Jul 8, 2013|
Can you really be a stock market genius-III?
In an earlier article we discussed Joel Greenblatt's views on how ordinary investors can make a fortune by identifying opportunities in major corporate events. We had discussed one such event- in detail corporate restructuring. We now discuss corporate mergers which can prove to be another significant event for investors if appraised appropriately.
As per Joel Greenblatt, a general rule he follows for merger is to believe that no one wants merger securities! This means that people generally sell shares in merged entities. This could be because of complexity of the merged entity or lack of transparency in valuations. Greenblatt says that this is indeed a chance for you to pick the stocks at dirt cheap prices. However, not before doing your homework! He advises investors to go through merger filings and look for explanation for the consideration that is being paid to the target for merging the entities. So in short, thoroughly study the rationale of a merger as well as compensation being provided for a merger.

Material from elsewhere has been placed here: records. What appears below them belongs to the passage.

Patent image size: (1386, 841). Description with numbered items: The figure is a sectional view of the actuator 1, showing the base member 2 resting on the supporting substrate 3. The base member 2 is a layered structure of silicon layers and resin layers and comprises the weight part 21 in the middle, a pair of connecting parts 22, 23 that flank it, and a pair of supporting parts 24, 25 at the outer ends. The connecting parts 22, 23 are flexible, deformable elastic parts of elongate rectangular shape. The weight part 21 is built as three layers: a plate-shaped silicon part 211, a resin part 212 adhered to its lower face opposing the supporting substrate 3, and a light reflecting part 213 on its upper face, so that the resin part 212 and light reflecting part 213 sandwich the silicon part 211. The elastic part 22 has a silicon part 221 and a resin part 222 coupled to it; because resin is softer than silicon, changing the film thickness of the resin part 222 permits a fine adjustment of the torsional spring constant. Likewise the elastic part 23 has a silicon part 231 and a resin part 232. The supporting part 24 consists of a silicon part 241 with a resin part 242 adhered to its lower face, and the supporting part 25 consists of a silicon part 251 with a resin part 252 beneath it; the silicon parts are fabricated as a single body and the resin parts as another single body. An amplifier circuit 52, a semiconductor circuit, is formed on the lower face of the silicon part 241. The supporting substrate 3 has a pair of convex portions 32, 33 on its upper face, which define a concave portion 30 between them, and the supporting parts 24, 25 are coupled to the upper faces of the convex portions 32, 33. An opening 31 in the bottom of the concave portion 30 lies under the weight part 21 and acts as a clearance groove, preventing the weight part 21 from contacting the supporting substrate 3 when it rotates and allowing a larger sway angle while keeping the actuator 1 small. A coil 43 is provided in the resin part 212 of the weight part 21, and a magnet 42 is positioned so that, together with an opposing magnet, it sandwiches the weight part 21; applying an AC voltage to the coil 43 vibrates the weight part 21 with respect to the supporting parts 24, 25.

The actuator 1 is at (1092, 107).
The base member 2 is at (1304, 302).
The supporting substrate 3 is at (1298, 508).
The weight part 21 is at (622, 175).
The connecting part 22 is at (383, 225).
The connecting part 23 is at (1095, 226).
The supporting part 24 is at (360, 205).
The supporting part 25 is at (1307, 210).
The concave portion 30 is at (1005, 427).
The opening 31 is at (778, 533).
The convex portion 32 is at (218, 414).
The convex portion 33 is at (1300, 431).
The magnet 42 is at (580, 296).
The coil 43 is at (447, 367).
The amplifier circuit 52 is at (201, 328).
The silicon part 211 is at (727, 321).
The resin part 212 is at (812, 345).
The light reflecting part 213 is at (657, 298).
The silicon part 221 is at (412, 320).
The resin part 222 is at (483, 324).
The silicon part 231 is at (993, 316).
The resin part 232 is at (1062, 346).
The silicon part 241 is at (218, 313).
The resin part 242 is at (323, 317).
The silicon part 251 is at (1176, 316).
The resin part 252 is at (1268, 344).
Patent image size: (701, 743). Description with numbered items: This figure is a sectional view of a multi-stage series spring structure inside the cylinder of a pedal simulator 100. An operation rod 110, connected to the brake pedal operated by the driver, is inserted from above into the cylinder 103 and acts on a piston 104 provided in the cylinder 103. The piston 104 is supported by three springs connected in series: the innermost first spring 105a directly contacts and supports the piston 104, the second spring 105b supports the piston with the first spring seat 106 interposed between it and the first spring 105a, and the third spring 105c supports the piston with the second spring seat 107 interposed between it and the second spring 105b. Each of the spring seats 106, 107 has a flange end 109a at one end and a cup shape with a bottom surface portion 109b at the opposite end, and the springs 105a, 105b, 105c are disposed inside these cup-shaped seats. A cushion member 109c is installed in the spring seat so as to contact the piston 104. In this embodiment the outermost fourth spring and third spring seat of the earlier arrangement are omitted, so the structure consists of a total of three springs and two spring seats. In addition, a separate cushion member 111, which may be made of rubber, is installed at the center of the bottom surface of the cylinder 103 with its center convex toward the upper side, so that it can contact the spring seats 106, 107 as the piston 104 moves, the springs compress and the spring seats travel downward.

Many a times; the complexity and circumstances of the merger makes assessment very difficult. In that case, Greenblatt's tips come handy. To provide an analogy, we take up the most awaited as well as scrutinized merger of Tech Mahindra and Satyam computer services ltd (now Mahindra Satyam).
We understand that the synergy of the merger is yet to be fully played out and it may be too early to assess whether the merger could indeed be a win win situation for both acquirer and target company. What is interesting is that features of this merger exemplify Greenblatt's ways of looking at a merger and evaluating its pros and cons.
How did it all begin?
In January 2009, a well crafted accounting fraud, India's biggest corporate fraud, came into light. In a shocking revelation, Satyam Computer Services Ltd's founder and then Chairman B Ramalinga Raju confessed that he overstated the company's financials by a substantial amount. He also admitted to several other wrongdoings at the firm.

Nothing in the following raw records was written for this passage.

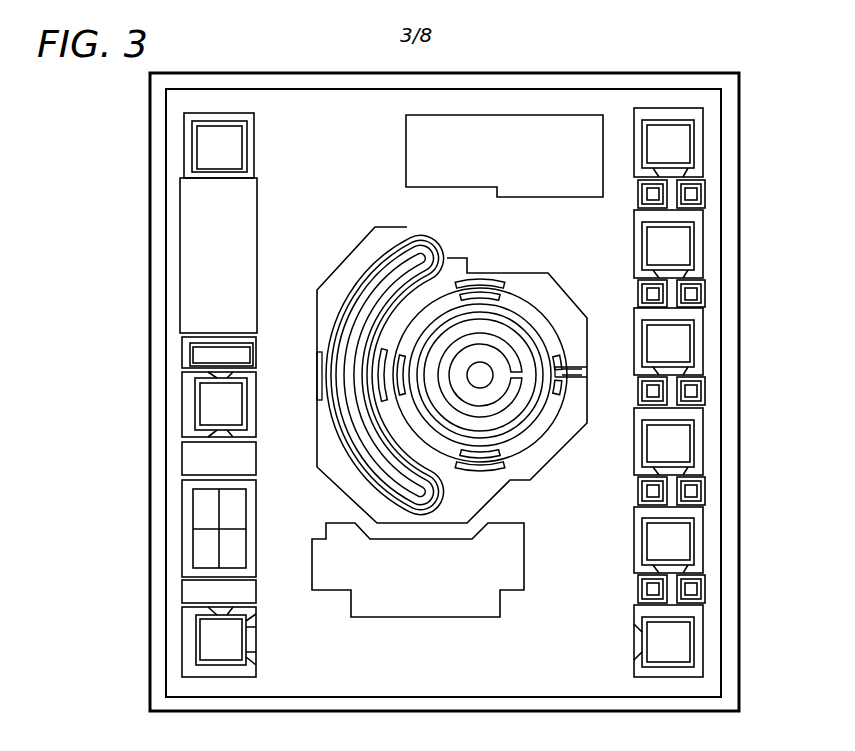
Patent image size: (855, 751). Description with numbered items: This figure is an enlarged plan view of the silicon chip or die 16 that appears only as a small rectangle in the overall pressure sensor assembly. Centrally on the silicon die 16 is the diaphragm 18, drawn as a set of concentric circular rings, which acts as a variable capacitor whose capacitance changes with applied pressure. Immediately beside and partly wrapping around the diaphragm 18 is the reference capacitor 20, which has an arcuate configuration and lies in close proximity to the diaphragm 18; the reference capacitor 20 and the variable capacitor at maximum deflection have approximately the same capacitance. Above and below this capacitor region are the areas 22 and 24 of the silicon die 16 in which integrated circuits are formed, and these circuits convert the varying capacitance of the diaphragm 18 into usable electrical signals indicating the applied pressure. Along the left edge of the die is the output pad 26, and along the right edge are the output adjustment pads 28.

The silicon die 16 is at (122, 334).
The diaphragm 18 is at (503, 333).
The reference capacitor 20 is at (361, 322).
The area 22 is at (517, 138).
The area 24 is at (380, 590).
The output pad 26 is at (220, 406).
The output adjustment pads 28 is at (677, 150).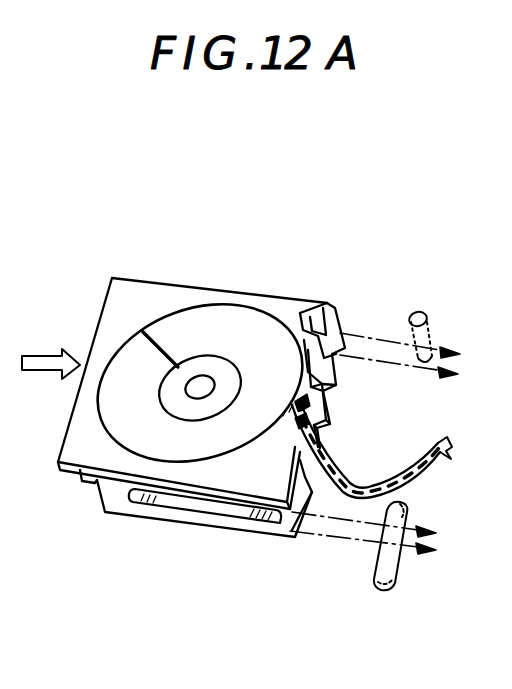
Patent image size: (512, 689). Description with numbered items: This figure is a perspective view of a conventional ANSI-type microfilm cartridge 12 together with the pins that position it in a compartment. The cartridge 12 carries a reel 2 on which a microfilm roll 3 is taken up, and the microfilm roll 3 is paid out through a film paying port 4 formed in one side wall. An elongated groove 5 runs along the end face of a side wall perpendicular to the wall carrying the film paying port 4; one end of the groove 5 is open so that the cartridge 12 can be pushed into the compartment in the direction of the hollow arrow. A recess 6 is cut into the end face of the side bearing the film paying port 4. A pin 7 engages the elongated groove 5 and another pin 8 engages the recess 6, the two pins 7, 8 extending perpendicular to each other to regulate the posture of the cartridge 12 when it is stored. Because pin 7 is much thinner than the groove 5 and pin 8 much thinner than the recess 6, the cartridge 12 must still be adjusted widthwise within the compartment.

The microfilm cartridge 12 is at (212, 290).
The reel 2 is at (178, 328).
The recess 6 is at (316, 312).
The microfilm roll 3 is at (451, 462).
The film paying port 4 is at (312, 426).
The elongated groove 5 is at (183, 506).
The pin 8 is at (428, 325).
The pin 7 is at (403, 571).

Following this, Satyam was acquired by Tech Mahindra in April 2009. Lets weigh few positive and negative observations of the merger.
What made it look like a win- win situation for both the parties?

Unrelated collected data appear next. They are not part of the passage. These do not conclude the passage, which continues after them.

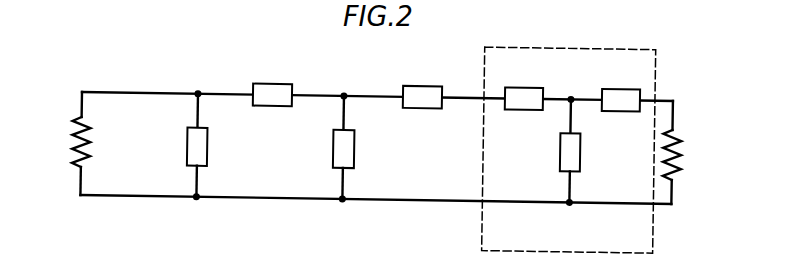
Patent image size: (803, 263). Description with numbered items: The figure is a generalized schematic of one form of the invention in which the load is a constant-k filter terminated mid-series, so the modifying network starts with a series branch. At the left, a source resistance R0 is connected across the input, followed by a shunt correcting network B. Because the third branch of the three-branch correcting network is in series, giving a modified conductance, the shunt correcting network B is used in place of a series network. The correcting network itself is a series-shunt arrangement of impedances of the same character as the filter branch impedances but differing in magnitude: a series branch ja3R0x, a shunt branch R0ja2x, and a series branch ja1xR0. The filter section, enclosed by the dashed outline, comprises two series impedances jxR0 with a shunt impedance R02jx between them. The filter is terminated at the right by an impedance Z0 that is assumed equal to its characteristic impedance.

The resistance R0 is at (56, 143).
The shunt correcting network B is at (179, 145).
The series branch impedance ja3R0x is at (282, 80).
The shunt branch impedance R0ja2x is at (400, 151).
The series branch impedance ja1xR0 is at (421, 82).
The filter series impedance jxR0 is at (568, 83).
The filter shunt impedance R02jx is at (620, 148).
The terminating impedance Z0 is at (691, 153).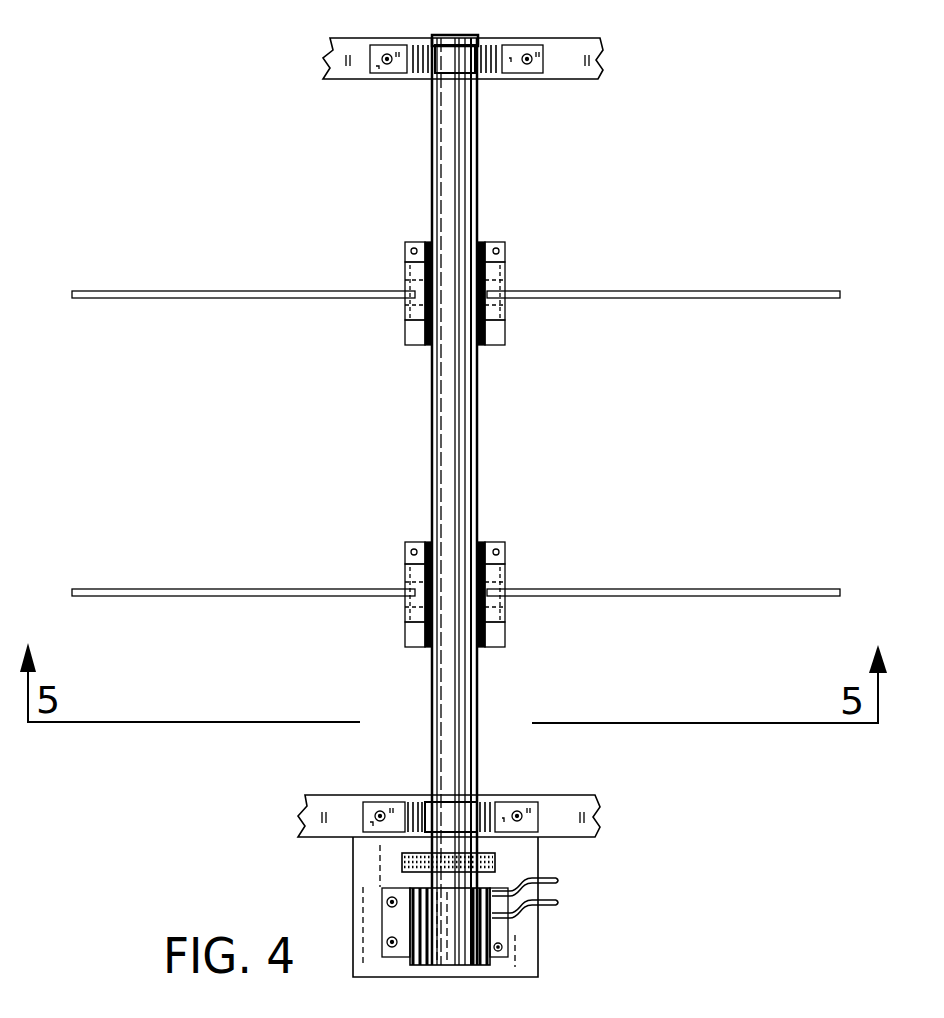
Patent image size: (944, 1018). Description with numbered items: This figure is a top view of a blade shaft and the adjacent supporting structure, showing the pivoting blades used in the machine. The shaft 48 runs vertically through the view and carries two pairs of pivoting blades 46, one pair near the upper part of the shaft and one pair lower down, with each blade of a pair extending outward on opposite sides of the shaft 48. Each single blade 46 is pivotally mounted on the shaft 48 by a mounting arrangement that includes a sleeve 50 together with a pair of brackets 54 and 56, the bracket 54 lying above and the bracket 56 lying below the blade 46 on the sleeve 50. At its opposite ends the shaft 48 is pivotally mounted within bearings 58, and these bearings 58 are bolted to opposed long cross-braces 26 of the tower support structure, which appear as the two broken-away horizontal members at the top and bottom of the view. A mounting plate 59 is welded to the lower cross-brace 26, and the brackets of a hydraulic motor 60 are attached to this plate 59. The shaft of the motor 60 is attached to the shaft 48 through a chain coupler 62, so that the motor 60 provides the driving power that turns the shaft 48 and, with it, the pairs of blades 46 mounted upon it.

The long cross-brace 26 is at (595, 60).
The blade 46 is at (176, 298).
The shaft 48 is at (468, 466).
The sleeve 50 is at (402, 279).
The bracket 54 is at (404, 248).
The bracket 56 is at (403, 332).
The bearing 58 is at (514, 52).
The mounting plate 59 is at (530, 968).
The hydraulic motor 60 is at (447, 948).
The chain coupler 62 is at (495, 868).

- The government took it upon itself to speed up the merger to quickly alleviate anxiety and uncertainty surrounding Satyam. Former NASSCOM president - Kiran Karnik as well as HDFC chairman- Deepak Parekh looked after the merger proceedings; both of whom have good reputation in the Indian industry. This indicates towards Greenblatt's emphasis on assurance to investors that there is a sense of commitment.
- Tech Mahindra was aiming to diversify in the IT sector rather than being focused on a single vertical, telecom. So it was indeed a good opportunity for Tech Mahindra to improve its profile as Satyam was present in almost all verticals from engineering, enterprise solution to banking and finance. This was a synergical benefit that Tech Mahindra was aiming for!!
- Tech Mahindra's shareholders are expected to gain from the merger as it is likely to be EPS accretive for them in the long run given the synergical benefits of the merger. This identifies with creating value for shareholders.
- Mahindra Satyam's financial performance has gradually improved over the years and this can be attributed to efforts of acquirer - Tech Mahindra to make the former entity profitable.
What are the factors which point towards uncertainty and skepticism?
- At the time of bidding, Tech Mahindra's consideration for Satyam seemed at a higher side (Rs 58/share) as its difference with the second lowest bidder Larsen and Toubro (L&T) (Rs 45.9/share) was very wide. However, Satyam's gradually improving performance alleviates the concern to a certain extent.
- Tech Mahindra had always been a lesser known brand. On top of it, Satyam's stained image may not help the company much. Also, there may be more risks down the road as well due to few contingent liabilities associated with Satyam.
- Tech Mahindra's biggest client- British Telecom accounts for close to 70% of its business. Satyam, on the other hand had a diversified client base. So, the operational efficiencies may be different in both the companies. Therefore, integration of operations may prove to be a tough task for the company.
What was our view?
We perceived Tech Mahindra and Satyam merger in a positive light. We believe that the expected benefits and synergies from the merger can actually fructify in the long run. However, we do realize that it may take 2-3 years post the merger before Tech Mahindra becomes a formidable entity. Also, one needs to be cautious about contingent liabilities that are associated with Mahindra Satyam.
To sum up, we would like to convey that corporate event like mergers need to be evaluated very very carefully and investors should not make a hasty decision. Simply following the market may not help all the times. In above case, both Satyam (now delisted) and Tech Mahindra did deliver returns in excess of CAGR of 40%; since the exposure of fraud in Satyam and Tech Mahindra's subsequent announcement of the former's takeover respectively. But this may not be the case with each and every distressed takeover or merger. Therefore, it is essential for investors to do their own research also about the management, integration process of the merger and value accrued to minority shareholders before making an investment decision.